Report generation is parallelized. Rather than sequentially generating eight sections (At a Glance, What You Work On, How You Use Claude Code, Impressive Things You Did, Where Things Go Wrong, Charts, Suggestions, On the Horizon), the tool spawns eight concurrent Claude API calls with different prompts. Each receives the aggregated facet data (capped at 200 facets vs. the built-in insights’ 50) and generates its section independently. The model can use up to 16,384 tokens per section instead of 8,192:
# Example CLI usage showing the raised limits in action
python3 enhanced_insights.py \
--model claude-opus-4-6 \
--project "*backend-api*" \
--after 2026-01-01
# Output:
# Processing 847 sessions (built-in insights would cap at 200)
# Extracted 847 facets (would send 50 to report generation)
# Generated report with 2048-token summaries (vs 500)
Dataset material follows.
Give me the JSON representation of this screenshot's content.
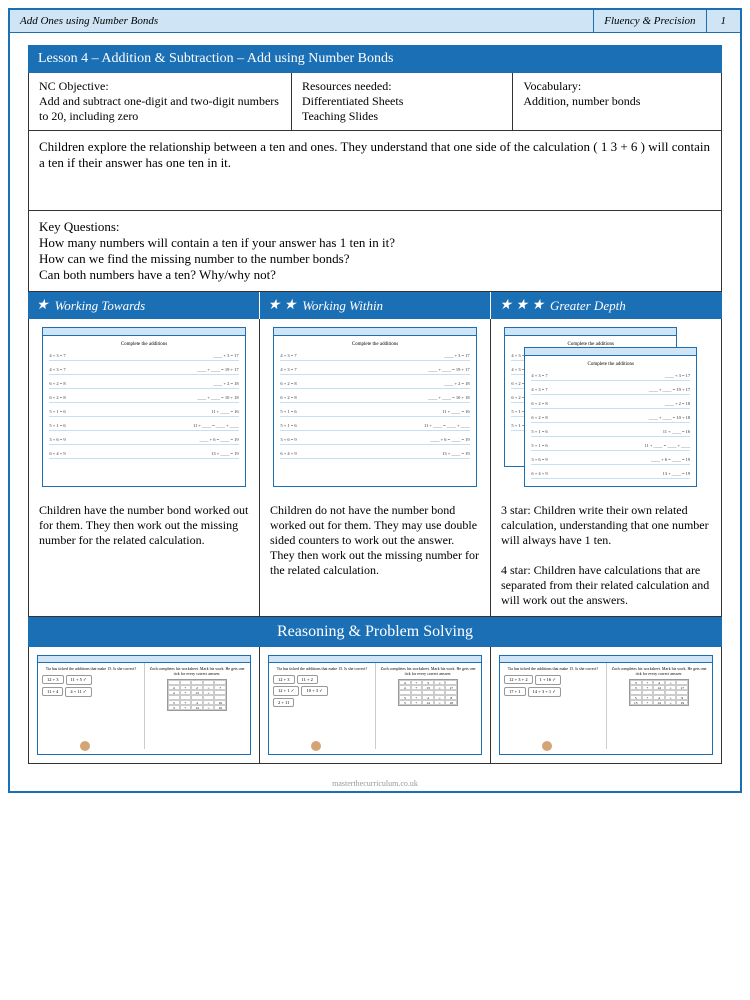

The multi-machine workflow is elegant. The insights_sync.sh script uses SSH and rsync to pull ~/.claude/projects/*.jsonl files from remote hosts into a local staging directory. Sessions are deduplicated by hashing project paths—if you work on /home/user/code/myapp on both your laptop and desktop, those sessions merge automatically. This means you can generate a single report spanning all your work environments without manual consolidation. The script respects SSH key authentication and supports dry-run mode to preview what would transfer.
Gotcha
This tool is fundamentally fragile because it reverse-engineers a commercial product’s internal storage format. Anthropic makes no guarantees about ~/.claude/projects/*.jsonl structure or .credentials.json format—they could change field names, encryption schemes, or file layouts in any update. When that happens, enhanced_insights.py will break until someone updates the parsing logic. You’re trading stability for capability.
The security posture is also worth scrutinizing. While output files are written with 0600 permissions (owner-only), the reports and cache files embed the first 200 characters of every user prompt. If you’ve discussed proprietary algorithms, API keys, or sensitive business logic in Claude Code sessions, snippets of those conversations now live in plaintext JSON and HTML files in your home directory. The README acknowledges this but doesn’t offer filtering options—it’s all-or-nothing. For teams subject to data retention policies or working with customer data, this could be disqualifying. Additionally, the multi-machine sync pulls session data over SSH, so ensure your remote hosts are trusted and your SSH keys are secured.
Verdict
Use if you’re a power user with hundreds of Claude Code sessions accumulated across multiple machines, you want detailed usage analytics, or you want to analyze your usage patterns with AI assistants and need complete historical data. The ability to process 9,999 sessions with 2048-token summaries is genuinely valuable for understanding long-term trends that the built-in insights obscure. The multi-machine sync is a killer feature if you regularly switch between a laptop and workstation. Skip if you’re casually using Claude Code (the built-in /insights is sufficient for under 200 sessions), you handle sensitive data in prompts and can’t risk 200-character snippets leaking into reports, or you need tooling with stability guarantees (Claude Code updates could potentially break this). Also skip if you’re uncomfortable with reverse-engineering—you’re depending on implementation details Anthropic has not documented as a stable API.